That's Dr. Ellen Grant.
She's a pediatric neuroradiologist at Boston Children's, and she depends on accessing data and analyzing medical images.
It's not simple to get access into, say, a PACS archive where the images are stored
to do additional data analysis unless you set up an environment.
And that's not easy to do when you're in a reading room
where there are just standard hospital PCs provided.
So there's a barrier to actually get to the data.
Hospitals actually dump a lot of their data
because they can't afford to store it.
So that data is just lost.
Radiologists like Dr. Grant may have been the first group of doctors to feel the frustration of data overload. When they went
digital, they began creating enormous amounts of data, and that quickly became impossible to handle.
I, as a clinician in the reading room, wanted to be able to do all the fancy analysis
that could be done in a research environment, but there's no way to easily get images off of the
packs and get them to someplace where the analysis could be done and get them back into my hands.

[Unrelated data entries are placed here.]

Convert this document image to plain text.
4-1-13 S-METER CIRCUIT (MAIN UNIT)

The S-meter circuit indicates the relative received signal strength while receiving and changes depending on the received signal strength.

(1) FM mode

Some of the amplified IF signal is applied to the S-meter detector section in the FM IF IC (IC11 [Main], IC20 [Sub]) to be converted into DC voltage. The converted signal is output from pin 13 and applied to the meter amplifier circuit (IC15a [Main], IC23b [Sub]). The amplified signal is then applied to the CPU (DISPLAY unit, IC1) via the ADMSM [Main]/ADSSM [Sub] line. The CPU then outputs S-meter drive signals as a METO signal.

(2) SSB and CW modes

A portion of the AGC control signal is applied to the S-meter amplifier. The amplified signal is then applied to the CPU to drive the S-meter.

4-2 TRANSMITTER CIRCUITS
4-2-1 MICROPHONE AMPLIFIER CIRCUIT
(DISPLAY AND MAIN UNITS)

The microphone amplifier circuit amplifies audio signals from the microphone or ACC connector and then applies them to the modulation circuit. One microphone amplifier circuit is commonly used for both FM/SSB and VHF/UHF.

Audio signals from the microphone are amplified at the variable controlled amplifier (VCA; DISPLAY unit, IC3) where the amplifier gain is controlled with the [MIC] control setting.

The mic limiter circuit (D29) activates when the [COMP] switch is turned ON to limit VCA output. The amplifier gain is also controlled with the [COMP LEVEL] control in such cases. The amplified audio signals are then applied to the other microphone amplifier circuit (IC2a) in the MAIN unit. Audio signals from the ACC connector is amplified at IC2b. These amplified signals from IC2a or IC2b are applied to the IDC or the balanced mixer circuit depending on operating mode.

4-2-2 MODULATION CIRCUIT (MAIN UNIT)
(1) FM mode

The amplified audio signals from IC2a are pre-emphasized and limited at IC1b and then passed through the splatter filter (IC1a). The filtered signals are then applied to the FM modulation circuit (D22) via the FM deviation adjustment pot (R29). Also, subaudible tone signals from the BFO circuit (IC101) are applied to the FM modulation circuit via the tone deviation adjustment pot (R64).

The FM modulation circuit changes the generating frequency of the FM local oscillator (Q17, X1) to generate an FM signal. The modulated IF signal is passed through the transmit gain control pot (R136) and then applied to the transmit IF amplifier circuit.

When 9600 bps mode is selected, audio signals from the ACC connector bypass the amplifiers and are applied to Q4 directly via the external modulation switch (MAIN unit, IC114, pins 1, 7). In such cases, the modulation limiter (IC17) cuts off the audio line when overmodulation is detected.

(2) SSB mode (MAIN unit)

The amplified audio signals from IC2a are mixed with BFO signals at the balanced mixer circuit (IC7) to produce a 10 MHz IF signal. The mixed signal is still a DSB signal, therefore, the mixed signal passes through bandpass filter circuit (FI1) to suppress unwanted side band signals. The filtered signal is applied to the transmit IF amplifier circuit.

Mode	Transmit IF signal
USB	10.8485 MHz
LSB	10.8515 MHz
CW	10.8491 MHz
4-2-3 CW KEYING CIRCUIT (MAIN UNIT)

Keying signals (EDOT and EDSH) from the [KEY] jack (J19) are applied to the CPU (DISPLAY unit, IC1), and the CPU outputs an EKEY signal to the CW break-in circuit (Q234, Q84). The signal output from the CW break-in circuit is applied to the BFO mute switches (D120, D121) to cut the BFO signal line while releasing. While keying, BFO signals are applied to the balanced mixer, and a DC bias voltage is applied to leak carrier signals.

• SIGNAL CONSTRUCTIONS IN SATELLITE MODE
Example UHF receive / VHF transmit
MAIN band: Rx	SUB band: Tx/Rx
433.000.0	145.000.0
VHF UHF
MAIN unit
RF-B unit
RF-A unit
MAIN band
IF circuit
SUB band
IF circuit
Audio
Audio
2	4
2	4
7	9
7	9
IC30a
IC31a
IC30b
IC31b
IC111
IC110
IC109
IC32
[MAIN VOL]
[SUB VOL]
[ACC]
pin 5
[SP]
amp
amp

Packs, by the way, are what hospitals call the databanks that store their images. Dr. Grant knew there were
tools that could make those packs of images more functional, but costs were prohibitive.
And as we're entering into this era of, you know, machine learning and AI, there is more of that
going to happen, that we need these larger computational resources to really start to do
the large database analysis we want to do.
The data's been piling up, but not so much the processing. On-premise data processing would be
out of reach, and elaborate, expensive supercomputers aren't an option for hospitals.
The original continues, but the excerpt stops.